“By the time I got her onto the base of the pillar, my fingers were bleeding from scraping the concrete, and she was blue. I pulled myself up on top of her and did compressions…and I prayed. I prayed so hard.” His hand squeezed mine, but I knew he was still there pressing on her chest.

“She finally sputtered out the water on reflex, but wouldn’t breathe on her own, so I did it for her until help came.”

“How long were you down there?” I asked softly, unable to imagine what that must have done to him.

“Probably about a half hour until they got the boats out to get us. They’d sent the ambulances to the bridge, but we couldn’t get back up there. They took us to the hospital, and I fought when they tried to take her where I couldn’t go, so they sedated me.”

“Oh, Grayson.” How much worse could this get?

“Days, then weeks passed, and she got strong enough to come off the ventilator, but her brain swelling had already caused the damage.” He looked up at me, a shell of the man I usually knew. “She’s comatose. She’s been in a persistent vegetative coma for almost five years. She sleeps. She wakes, but she’s not…there. I killed her. I didn’t take his keys. I shouldn’t have swerved that wide. If I hadn’t passed out, I would have gotten us out before we sank. Before she drowned.”

“This was not your fault. You did not kill her, Grayson. You were in the wrong place, at the wrong time, but you are not responsible for what Owen did.”

“He told the police that we’d been racing, that other than his alcohol level, I was just as at fault as he was. I was never charged, but I’m pretty sure most people believe him, even my own father.”

Silence stretched while I put it together. “You go home to sit by her bedside.”

He nodded. “Yes. She has no chance for recovery according to the docs, but I know she’s still in there, locked away.”

I reached over and stroked my hand down his face, cupping his cheek. He leaned into it. “And you’ve been faithful to her, haven’t you? That’s why you freaked after we kissed.”

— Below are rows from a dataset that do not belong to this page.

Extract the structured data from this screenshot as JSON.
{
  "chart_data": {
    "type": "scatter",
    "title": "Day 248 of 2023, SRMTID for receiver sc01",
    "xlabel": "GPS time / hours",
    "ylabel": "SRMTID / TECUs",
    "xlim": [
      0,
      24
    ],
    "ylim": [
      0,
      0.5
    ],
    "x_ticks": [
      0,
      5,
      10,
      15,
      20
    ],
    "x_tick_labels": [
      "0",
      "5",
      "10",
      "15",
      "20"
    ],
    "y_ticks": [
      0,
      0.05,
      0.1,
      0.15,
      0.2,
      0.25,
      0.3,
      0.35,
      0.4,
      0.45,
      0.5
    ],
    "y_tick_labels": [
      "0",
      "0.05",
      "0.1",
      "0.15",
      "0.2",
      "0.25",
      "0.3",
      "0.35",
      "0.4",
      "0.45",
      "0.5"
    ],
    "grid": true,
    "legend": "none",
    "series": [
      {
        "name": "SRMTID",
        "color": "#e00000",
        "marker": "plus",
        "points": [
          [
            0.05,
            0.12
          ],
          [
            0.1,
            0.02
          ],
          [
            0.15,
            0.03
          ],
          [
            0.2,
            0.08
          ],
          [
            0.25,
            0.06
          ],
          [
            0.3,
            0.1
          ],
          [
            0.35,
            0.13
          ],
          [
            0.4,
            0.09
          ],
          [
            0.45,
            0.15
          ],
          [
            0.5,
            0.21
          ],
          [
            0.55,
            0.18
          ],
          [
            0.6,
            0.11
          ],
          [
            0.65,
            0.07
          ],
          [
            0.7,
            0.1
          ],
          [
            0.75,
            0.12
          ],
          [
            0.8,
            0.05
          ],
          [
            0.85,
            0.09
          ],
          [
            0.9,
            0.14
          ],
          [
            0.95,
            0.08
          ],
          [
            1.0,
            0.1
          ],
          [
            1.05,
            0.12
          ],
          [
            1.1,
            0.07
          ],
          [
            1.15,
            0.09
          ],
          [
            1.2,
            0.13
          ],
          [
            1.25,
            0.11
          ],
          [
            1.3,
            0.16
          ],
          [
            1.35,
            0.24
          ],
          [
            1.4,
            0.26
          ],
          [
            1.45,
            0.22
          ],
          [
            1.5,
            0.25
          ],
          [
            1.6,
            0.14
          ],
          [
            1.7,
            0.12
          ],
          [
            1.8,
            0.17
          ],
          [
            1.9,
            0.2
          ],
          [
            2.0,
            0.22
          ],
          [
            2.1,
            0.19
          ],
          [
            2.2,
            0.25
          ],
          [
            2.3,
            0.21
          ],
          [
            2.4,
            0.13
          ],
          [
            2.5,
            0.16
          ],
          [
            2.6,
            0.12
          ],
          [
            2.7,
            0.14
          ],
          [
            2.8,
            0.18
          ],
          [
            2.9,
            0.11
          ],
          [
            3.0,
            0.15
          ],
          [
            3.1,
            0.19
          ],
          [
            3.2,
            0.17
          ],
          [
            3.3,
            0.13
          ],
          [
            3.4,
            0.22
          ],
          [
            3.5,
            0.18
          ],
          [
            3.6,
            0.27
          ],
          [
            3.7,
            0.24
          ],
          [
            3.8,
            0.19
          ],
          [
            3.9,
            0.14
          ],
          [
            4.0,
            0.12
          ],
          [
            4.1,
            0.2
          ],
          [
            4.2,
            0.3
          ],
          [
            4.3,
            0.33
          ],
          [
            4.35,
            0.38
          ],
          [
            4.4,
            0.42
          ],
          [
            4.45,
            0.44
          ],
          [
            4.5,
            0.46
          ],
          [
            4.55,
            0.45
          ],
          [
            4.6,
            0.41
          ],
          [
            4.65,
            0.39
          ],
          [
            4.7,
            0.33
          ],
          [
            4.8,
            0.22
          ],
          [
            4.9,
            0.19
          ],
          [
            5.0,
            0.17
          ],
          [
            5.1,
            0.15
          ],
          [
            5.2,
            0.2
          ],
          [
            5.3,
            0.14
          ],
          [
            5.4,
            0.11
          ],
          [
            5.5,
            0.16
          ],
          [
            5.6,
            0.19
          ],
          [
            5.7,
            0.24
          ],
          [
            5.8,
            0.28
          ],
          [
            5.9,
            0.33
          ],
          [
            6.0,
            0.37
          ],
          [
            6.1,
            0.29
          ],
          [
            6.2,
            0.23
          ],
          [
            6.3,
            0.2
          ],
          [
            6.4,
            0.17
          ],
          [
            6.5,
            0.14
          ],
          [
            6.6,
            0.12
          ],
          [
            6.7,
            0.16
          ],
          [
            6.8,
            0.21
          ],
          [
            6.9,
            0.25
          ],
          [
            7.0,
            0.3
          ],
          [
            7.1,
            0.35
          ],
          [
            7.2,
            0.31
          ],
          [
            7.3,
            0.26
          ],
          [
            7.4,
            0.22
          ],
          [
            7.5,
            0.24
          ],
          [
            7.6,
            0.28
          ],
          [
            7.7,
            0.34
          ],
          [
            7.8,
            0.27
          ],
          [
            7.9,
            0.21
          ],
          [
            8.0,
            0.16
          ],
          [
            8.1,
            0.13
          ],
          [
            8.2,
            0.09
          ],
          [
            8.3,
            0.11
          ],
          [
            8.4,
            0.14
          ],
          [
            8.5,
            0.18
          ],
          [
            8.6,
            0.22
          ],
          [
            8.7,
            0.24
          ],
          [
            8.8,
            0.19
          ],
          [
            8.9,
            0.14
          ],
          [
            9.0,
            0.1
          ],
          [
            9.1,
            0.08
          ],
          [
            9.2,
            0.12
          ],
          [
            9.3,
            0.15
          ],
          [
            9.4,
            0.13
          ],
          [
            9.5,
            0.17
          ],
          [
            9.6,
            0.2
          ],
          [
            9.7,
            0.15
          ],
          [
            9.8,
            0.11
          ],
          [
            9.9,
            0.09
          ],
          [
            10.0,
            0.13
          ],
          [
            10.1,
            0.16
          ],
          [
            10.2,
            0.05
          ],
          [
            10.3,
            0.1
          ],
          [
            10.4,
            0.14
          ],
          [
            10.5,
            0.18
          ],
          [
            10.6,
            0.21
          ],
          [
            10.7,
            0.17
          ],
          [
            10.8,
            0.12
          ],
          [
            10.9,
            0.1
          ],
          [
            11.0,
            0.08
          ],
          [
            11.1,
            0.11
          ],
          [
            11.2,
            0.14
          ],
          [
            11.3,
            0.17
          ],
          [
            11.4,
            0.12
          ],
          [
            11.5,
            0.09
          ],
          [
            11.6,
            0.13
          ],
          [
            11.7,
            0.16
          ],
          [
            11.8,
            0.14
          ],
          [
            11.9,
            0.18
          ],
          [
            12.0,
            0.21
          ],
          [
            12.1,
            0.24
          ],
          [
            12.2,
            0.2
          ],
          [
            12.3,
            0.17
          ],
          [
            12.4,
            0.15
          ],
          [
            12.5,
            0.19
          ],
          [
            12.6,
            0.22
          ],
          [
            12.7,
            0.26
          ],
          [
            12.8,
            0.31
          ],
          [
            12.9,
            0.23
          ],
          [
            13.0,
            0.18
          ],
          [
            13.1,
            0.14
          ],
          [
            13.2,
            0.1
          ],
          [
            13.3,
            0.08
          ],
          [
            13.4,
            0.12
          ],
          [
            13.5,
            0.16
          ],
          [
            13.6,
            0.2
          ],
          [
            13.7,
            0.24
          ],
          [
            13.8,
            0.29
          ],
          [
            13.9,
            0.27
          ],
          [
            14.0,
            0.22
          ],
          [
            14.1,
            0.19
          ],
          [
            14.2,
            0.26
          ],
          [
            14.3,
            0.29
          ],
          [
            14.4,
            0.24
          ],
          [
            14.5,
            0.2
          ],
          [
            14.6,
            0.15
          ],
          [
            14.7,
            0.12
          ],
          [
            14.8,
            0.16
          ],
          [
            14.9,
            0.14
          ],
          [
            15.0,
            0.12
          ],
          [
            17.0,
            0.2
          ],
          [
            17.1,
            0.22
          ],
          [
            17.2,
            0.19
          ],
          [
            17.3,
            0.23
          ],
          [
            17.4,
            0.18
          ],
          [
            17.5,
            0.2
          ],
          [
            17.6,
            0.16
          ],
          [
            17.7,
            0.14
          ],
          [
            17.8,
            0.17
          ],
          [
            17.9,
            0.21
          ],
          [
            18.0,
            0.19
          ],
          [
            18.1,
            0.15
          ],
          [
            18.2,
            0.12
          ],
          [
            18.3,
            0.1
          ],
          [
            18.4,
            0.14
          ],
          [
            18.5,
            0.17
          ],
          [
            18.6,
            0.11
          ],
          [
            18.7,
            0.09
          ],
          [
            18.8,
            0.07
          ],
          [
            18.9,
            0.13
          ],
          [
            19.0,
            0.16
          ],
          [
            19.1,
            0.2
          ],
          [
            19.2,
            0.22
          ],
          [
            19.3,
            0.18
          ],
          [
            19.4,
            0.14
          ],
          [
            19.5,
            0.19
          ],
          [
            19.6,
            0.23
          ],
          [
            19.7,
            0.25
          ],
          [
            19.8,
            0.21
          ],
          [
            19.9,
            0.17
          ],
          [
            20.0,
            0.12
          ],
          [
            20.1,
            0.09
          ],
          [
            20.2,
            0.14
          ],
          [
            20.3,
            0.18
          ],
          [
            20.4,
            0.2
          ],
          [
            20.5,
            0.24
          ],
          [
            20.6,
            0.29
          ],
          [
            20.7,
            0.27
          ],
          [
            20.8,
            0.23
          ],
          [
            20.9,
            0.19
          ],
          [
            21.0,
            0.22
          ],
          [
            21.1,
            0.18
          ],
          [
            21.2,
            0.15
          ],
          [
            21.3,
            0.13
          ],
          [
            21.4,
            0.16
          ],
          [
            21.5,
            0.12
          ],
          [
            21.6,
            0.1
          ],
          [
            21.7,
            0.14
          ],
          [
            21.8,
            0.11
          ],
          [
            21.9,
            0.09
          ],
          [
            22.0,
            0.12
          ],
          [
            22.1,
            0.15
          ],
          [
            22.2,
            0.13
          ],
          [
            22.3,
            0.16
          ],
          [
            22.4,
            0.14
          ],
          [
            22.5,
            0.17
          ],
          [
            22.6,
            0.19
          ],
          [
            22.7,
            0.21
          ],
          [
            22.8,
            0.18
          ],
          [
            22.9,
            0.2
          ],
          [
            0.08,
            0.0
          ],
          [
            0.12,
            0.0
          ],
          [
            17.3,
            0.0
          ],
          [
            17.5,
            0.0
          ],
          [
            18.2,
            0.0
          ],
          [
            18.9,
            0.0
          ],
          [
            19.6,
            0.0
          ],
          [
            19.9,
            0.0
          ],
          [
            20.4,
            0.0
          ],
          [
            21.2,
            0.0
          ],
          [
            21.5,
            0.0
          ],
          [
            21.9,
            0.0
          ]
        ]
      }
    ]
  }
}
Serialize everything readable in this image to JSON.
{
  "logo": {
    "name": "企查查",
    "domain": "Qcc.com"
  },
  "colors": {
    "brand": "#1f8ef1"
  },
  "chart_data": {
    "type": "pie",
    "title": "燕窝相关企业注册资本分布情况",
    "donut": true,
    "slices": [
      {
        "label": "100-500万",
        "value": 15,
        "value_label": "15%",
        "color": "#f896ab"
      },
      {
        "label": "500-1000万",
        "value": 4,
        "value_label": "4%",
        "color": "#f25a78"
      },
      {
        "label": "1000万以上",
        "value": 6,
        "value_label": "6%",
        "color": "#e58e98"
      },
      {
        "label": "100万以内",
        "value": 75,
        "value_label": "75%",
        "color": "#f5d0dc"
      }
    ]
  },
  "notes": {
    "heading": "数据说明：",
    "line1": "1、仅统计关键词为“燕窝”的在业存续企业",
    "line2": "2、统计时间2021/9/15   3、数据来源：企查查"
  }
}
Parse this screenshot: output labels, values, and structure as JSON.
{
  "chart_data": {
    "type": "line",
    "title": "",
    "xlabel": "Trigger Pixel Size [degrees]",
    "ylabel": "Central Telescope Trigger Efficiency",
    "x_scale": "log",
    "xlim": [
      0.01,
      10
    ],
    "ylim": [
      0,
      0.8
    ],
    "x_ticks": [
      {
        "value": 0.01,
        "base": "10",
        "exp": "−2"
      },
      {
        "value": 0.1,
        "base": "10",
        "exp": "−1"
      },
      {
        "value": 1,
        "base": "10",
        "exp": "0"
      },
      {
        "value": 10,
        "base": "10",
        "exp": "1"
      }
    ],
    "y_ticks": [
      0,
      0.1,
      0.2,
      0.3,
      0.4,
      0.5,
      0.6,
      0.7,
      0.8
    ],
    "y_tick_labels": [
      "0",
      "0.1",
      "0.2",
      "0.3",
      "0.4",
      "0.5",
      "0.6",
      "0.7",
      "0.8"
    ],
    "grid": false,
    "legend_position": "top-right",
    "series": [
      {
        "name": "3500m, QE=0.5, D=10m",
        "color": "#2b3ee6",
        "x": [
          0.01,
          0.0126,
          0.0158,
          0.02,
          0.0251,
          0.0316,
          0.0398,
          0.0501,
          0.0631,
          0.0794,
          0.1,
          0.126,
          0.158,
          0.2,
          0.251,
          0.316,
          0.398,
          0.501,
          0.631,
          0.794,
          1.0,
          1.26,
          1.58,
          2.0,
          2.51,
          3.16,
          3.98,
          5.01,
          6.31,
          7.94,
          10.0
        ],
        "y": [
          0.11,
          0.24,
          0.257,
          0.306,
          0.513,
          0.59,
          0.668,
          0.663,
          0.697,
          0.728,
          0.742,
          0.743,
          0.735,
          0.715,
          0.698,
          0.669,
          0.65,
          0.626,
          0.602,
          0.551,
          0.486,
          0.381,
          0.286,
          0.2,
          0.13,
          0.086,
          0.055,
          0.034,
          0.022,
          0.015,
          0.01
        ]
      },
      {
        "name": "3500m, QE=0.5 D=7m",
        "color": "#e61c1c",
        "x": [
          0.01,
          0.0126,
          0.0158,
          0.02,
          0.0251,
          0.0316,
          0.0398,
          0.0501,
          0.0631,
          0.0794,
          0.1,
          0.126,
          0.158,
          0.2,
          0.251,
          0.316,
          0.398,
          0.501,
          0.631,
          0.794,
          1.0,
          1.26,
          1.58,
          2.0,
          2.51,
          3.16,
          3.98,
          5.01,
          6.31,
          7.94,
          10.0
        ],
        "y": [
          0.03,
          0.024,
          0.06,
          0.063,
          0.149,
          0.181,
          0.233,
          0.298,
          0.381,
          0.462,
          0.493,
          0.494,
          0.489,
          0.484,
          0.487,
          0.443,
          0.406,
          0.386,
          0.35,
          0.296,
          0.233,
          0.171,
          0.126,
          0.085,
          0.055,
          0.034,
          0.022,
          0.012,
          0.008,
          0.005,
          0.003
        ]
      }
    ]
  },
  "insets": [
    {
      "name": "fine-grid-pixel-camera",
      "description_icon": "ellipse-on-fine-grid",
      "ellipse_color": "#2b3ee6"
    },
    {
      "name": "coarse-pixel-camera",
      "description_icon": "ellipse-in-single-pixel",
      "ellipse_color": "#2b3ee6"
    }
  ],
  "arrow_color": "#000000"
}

“There’s been no one else. I don’t let anyone in, because I don’t know how to anymore. I haven’t wanted to. What’s the point of loving someone if it hurts that much? Every second has been spent studying, exhausting myself at the gym, or home with her. There’s never been someone that I was willing to betray her for. And I know it’s not…betrayal. I’ve been through the counseling, I’ve made peace with the fact that she’s gone in all except heartbeat. But I can’t forget that last kiss, and there’s never been a woman I was willing to replace it with.” He stroked his thumb over my lower lip. “Until you.”

My lips parted, and my heart stopped, then pounded a furious beat.

“You moved in and infuriated me because you took down every single one of my defenses before I had a chance to fortify myself against you. I never stood a chance, especially not with us living together.”

I leaned away from his touch and dropped my hand. He couldn’t do that, put me up on the pedestal Grace stood on—not when I was anything but worthy.

“Samantha?” He leaned forward.

“We can’t do this…be together.” I shook my head, hating the words as they slipped free, and fanned out my suit of hearts. I had way more sins than thirteen cards, and his only fault wasn’t even a transgression. It was a horrific accident, something he’d had no control over, where mine were conscious choices. Bad choices.

“Because of Grace?”

I grabbed his hand and placed my ace of hearts in it. “Because I’m no good for you. Because I’m not a good person. I’m selfish, and spoiled, and entitled, and make horrible decisions that hurt people.”

“Sam—”

“You want every bad and ugly thing? Do you want to know why I got kicked out of college, Grayson?”

“Yes, but you need to know that it doesn’t matter. Not to me. It won’t change how I feel about you.”

“Well, it matters to me. I got kicked out over a guy. My entire collegiate career, gone. Poof. But he was nice, and showed interest in me when I was all alone. Ember had left for Vanderbilt. My mom had moved to Kentucky, and I was on my own, really on my own for the first time, and it wasn’t…freeing like I thought it would be. I was so lonely. So I took summer classes to fill the time, and I met Harrison. He was everything I thought I was supposed to want. Stable, educated…worldly, I guess. He made me feel like the luckiest girl when I was with him. Fall came, and…” I swallowed. What was he going to think of me when he found out? Would he label me a whore? Say I deserved the emails that popped into my inbox?

Grayson squeezed my fingers gently, and the card pressed into my skin. “You don’t have to, if it’s too much. I’m not doing this to hurt you, or to find an excuse to walk away, and if you’re not ready, we can do this slowly.”

Of course he was giving me an out. Being supportive. Pulling me off bars and out of strip clubs. He was everything I needed, and nothing I deserved. “Stop being so nice!”

His brows drew closer together, hurt streaking through his eyes. “What—”

“He was my professor, Grayson. I slept with my professor, and it wasn’t a one-time thing. We were together for months.” Four months, thirteen days, if I had been counting. Which I had.